Las Vegas Sun

April 19, 2024

EDITORIAL:

Time to rally, America: Efforts to stifle protesters are out of line

Presidents Day Protest

Demonstrators hold a rally Monday, Feb. 20, 2017, in Salt Lake City. The rally is one of several Not My Presidents Day protests planned across the country to mark the Presidents Day holiday. Protesters are criticizing President Donald Trump’s immigration policies, among other things. (AP Photo/Rick Bowmer)

After a motorist struck workers who were protecting protesters at a rally against a national leader, a lawmaker in that country filed legislation to shield drivers from liability if they hit someone deliberately blocking a street.

So where did the protest happen? Syria? Russia? Hungary?

Try Nashville.

The legislation — which might as well have been named the Open Season on Protesters Act, as it would absolve drivers who hit demonstrators — came from a Republican lawmaker in Tennessee.

That’s horrible, but what’s even more vile is that it’s not an isolated case.

As detailed in a story in the New York Times, Republican leaders in at least 16 states have introduced legislative proposals to rein in protesters or impose harsher penalties on demonstrators who break the law. The trend apparently is a GOP reaction to demonstrations such as the Occupy Wall Street movement and the protests that dissolved into rioting in Ferguson, Mo.

But at least some of those measures, like the one in Tennessee, come from President Donald Trump boosters or as responses to demonstrations against him.

Here are a few other examples:

• In the aftermath of the Dakota Access Pipeline protest, North Dakota Gov. Doug Burgum enacted four bills aimed at giving government officials more power to squelch such demonstrations. Among them were a measure giving the attorney general more authority to call in outside law enforcement officials.

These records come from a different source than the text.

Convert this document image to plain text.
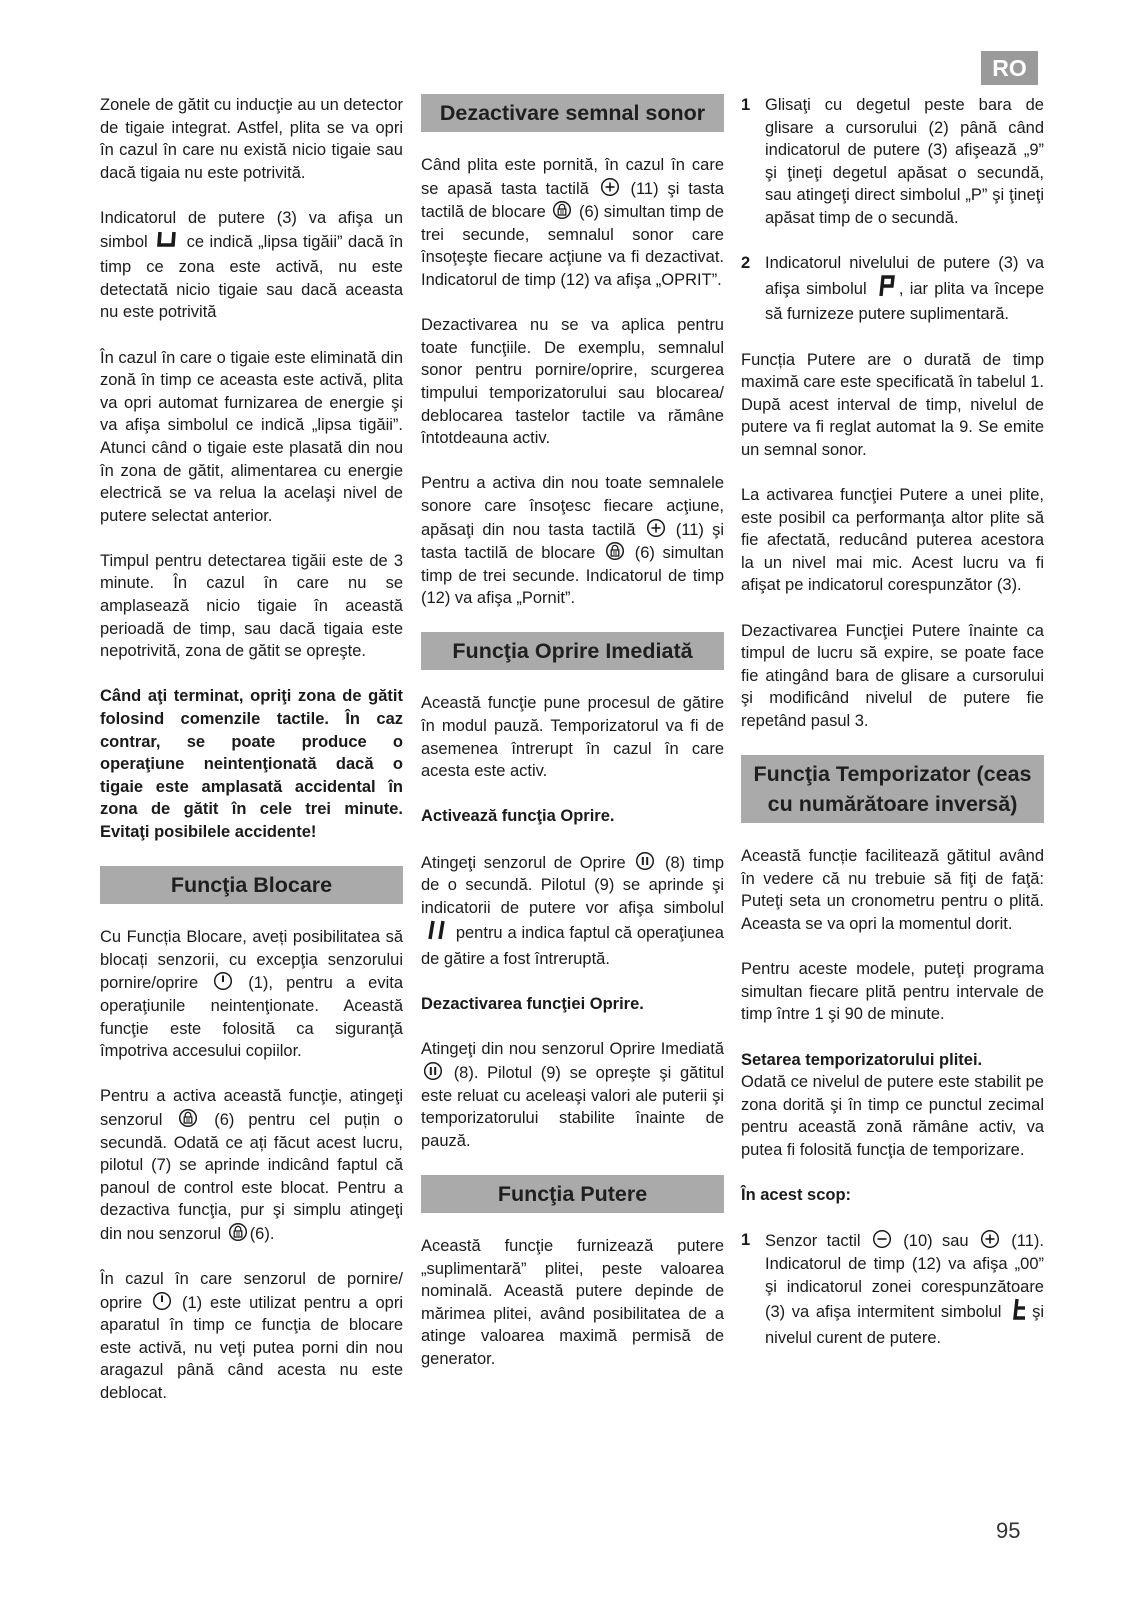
RO

Zonele de gătit cu inducţie au un detector de tigaie integrat. Astfel, plita se va opri în cazul în care nu există nicio tigaie sau dacă tigaia nu este potrivită.

Indicatorul de putere (3) va afişa un simbol ce indică „lipsa tigăii” dacă în timp ce zona este activă, nu este detectată nicio tigaie sau dacă aceasta nu este potrivită

În cazul în care o tigaie este eliminată din zonă în timp ce aceasta este activă, plita va opri automat furnizarea de energie şi va afişa simbolul ce indică „lipsa tigăii”. Atunci când o tigaie este plasată din nou în zona de gătit, alimentarea cu energie electrică se va relua la acelaşi nivel de putere selectat anterior.

Timpul pentru detectarea tigăii este de 3 minute. În cazul în care nu se amplasează nicio tigaie în această perioadă de timp, sau dacă tigaia este nepotrivită, zona de gătit se opreşte.

Când aţi terminat, opriţi zona de gătit folosind comenzile tactile. În caz contrar, se poate produce o operaţiune neintenţionată dacă o tigaie este amplasată accidental în zona de gătit în cele trei minute. Evitaţi posibilele accidente!

Funcţia Blocare

Cu Funcția Blocare, aveți posibilitatea să blocați senzorii, cu excepţia senzorului pornire/oprire	(1), pentru a evita operaţiunile neintenţionate. Această funcţie este folosită ca siguranţă împotriva accesului copiilor.

Pentru a activa această funcţie, atingeţi senzorul	(6) pentru cel puțin o secundă. Odată ce ați făcut acest lucru, pilotul (7) se aprinde indicând faptul că panoul de control este blocat. Pentru a dezactiva funcţia, pur şi simplu atingeţi din nou senzorul (6).

În cazul în care senzorul de pornire/ oprire (1) este utilizat pentru a opri aparatul în timp ce funcţia de blocare este activă, nu veţi putea porni din nou aragazul până când acesta nu este deblocat.

Dezactivare semnal sonor

Când plita este pornită, în cazul în care se apasă tasta tactilă	(11) şi tasta tactilă de blocare (6) simultan timp de trei secunde, semnalul sonor care însoţeşte fiecare acţiune va fi dezactivat. Indicatorul de timp (12) va afişa „OPRIT”.

Dezactivarea nu se va aplica pentru toate funcţiile. De exemplu, semnalul sonor pentru pornire/oprire, scurgerea timpului temporizatorului sau blocarea/ deblocarea tastelor tactile va rămâne întotdeauna activ.

Pentru a activa din nou toate semnalele sonore care însoţesc fiecare acţiune, apăsaţi din nou tasta tactilă (11) şi tasta tactilă de blocare (6) simultan timp de trei secunde. Indicatorul de timp (12) va afişa „Pornit”.

Funcţia Oprire Imediată

Această funcţie pune procesul de gătire în modul pauză. Temporizatorul va fi de asemenea întrerupt în cazul în care acesta este activ.

Activează funcţia Oprire.

Atingeţi senzorul de Oprire (8) timp de o secundă. Pilotul (9) se aprinde şi indicatorii de putere vor afişa simbolul  pentru a indica faptul că operaţiunea de gătire a fost întreruptă.

Dezactivarea funcţiei Oprire.

Atingeţi din nou senzorul Oprire Imediată
(8). Pilotul (9) se opreşte şi gătitul este reluat cu aceleaşi valori ale puterii şi temporizatorului stabilite înainte de pauză.

Funcţia Putere

Această funcţie furnizează putere „suplimentară” plitei, peste valoarea nominală. Această putere depinde de mărimea plitei, având posibilitatea de a atinge valoarea maximă permisă de generator.

1 Glisaţi cu degetul peste bara de glisare a cursorului (2) până când indicatorul de putere (3) afişează „9” şi ţineţi degetul apăsat o secundă, sau atingeţi direct simbolul „P” şi ţineţi apăsat timp de o secundă.
2 Indicatorul nivelului de putere (3) va afişa simbolul , iar plita va începe să furnizeze putere suplimentară.

Funcția Putere are o durată de timp maximă care este specificată în tabelul 1. După acest interval de timp, nivelul de putere va fi reglat automat la 9. Se emite un semnal sonor.

La activarea funcţiei Putere a unei plite, este posibil ca performanţa altor plite să fie afectată, reducând puterea acestora la un nivel mai mic. Acest lucru va fi afişat pe indicatorul corespunzător (3).

Dezactivarea Funcţiei Putere înainte ca timpul de lucru să expire, se poate face fie atingând bara de glisare a cursorului şi modificând nivelul de putere fie repetând pasul 3.

Funcţia Temporizator (ceas cu numărătoare inversă)

Această funcție facilitează gătitul având în vedere că nu trebuie să fiţi de faţă: Puteţi seta un cronometru pentru o plită. Aceasta se va opri la momentul dorit.

Pentru aceste modele, puteţi programa simultan fiecare plită pentru intervale de timp între 1 şi 90 de minute.

Setarea temporizatorului plitei.

Odată ce nivelul de putere este stabilit pe zona dorită şi în timp ce punctul zecimal pentru această zonă rămâne activ, va putea fi folosită funcţia de temporizare.

În acest scop:

1 Senzor tactil	(10) sau	(11). Indicatorul de timp (12) va afişa „00” şi indicatorul zonei corespunzătoare (3) va afişa intermitent simbolul şi nivelul curent de putere.
95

• Lawmakers in Iowa and Mississippi filed proposals to boost penalties for blocking high-speed roads. In Iowa, those found guilty would face up to five years in prison and $7,500 in fines. The Mississippi bill would impose a fine of up to $10,000.

• In North Carolina, a Republican state senator said he would file a proposal making it illegal to “threaten, intimidate or retaliate” against state officials. This comes after a group of people heckled former GOP Gov. Pat McCrory, who lost a bid for re-election in November.

This is distressing, especially when coupled with a new Pew Research Center poll showing that only 68 percent of Republican respondents believed people had a right to protest and just 66 percent believed people with unpopular opinions deserved protection. (For Democrats, those numbers were 88 percent and 80 percent, respectively.)

The right to lawfully protest and to criticize public officials is a fundamental freedom in the U.S., going back to that most American of acts — the Boston Tea Party. Let’s not forget that the British, who considered that protest a criminal act, caught and imprisoned one of the protesters for his participation. Which begs a question for the Republicans who are clamping down on demonstrators today: Which side would you have been on back then?

Now, as was the case in the 1770s, any effort by the government to erode the right to assemble must be met with full-force opposition, utilizing every legal means available.

Some of the most important steps forward in our nation’s history came after people took to the streets to demand such reforms as civil rights, women’s suffrage, an end to the Vietnam War, LGBTQ rights and more. The conservative tea party movement was born amid huge demonstrations aimed at reducing government spending and eliminating infringements on personal liberties.

That being the case, it’s hypocritical for the GOP to target protesters based on the Dakota Access Pipeline demonstrations, given that the pipeline protesters were also taking a stand against overreach by federal authorities.

The remedy for disruptive protests lies in freedom of expression and constructive dialogue to get at the root causes of the protesters’ concerns. It’s not to dial up the punishment against demonstrators, or enact laws aimed at creating a chilling effect on civil disobedience.

If protesters block a few roads, big deal. Constitutional rights are far more important than the rights-of-way of motorists.

Stifling protests is an affront to patriotism, and anyone who doesn’t believe that should get a second opinion from the U.S. armed services veterans who went to North Dakota to support the pipeline protesters and raised funds for them.

Demonstrators who break the law should be punished, but there’s already a long list of criminal statutes that can be put to use when that happens. Although the Republicans who are proposing harsher penalties on demonstrators would have you believe they’re doing it in the name of law and order, that’s garbage. The point is to prevent protests, or crack down on those who dare to exercise their rights.

It’s wrong. Fundamentally wrong.

In Nevada, where lawmakers are four weeks into the 2017 legislative session, it does not appear that any similar bills have been filed.

That’s good news, and we should keep it that way. In a nation where some leaders would happily steer us into authoritarianism, Nevada can and should be a guiding light in protecting the right to demonstrate.